Researchers at Duke University have recently presented data on a new potential biomarker for Parkinson’s that could be useful in clinical trials targeting the LRRK2 gene in people with Parkinson’s.
Human DNA contains all of our genetic information, with the instructions needed for our bodies to develop and function. DNA is primarily stored in a part of the cell called the nucleus; however, another part of the cell called the mitochondria also have their own sample of DNA, referred to as mitochondrial DNA (mtDNA). Mitochondria are tiny, bean-shaped structures that produce the energy required for cells to survive. Now, researchers from Duke University in the US have been investigating mtDNA and have made an interesting discovery regarding a potential new biomarker, or method of measuring disease progression in Parkinson’s.
There is a well-known association between faulty mitochondria and the loss of dopamine producing nerve cells, or neurons, in Parkinson’s. The researchers found that damage in the mtDNA was more prominent in the cells of people with Parkinson’s, and this mtDNA damage may be detectable before diagnosis in some individuals. This means future use of this biomarker could potentially help identify people at risk of developing Parkinson’s.

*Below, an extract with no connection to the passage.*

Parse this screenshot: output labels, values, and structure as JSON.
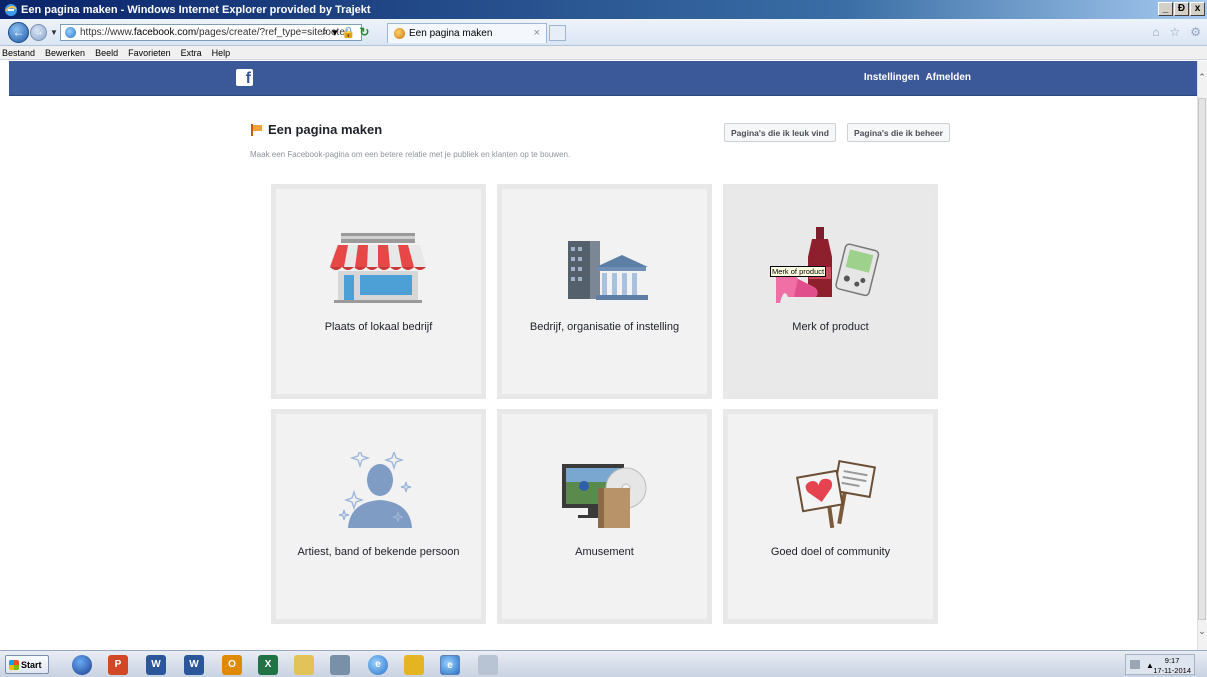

In researching the causes of Parkinson’s with a focus on the role of genes, it is known that faults in the LRRK2 gene are associated with a higher risk of developing Parkinson’s. The team also found that cells with higher LRRK2 activity had higher levels of mtDNA damage, suggesting LRRK2 may facilitate this. They also reported that treating cells from people with Parkinson’s with medicines that blocked LRRK2 activity also reduced the levels of mtDNA damage in those cells. With additional research, this discovery could be a useful tool in the current clinical trials for Parkinson’s involving a new class of drugs called LRRK2 inhibitors.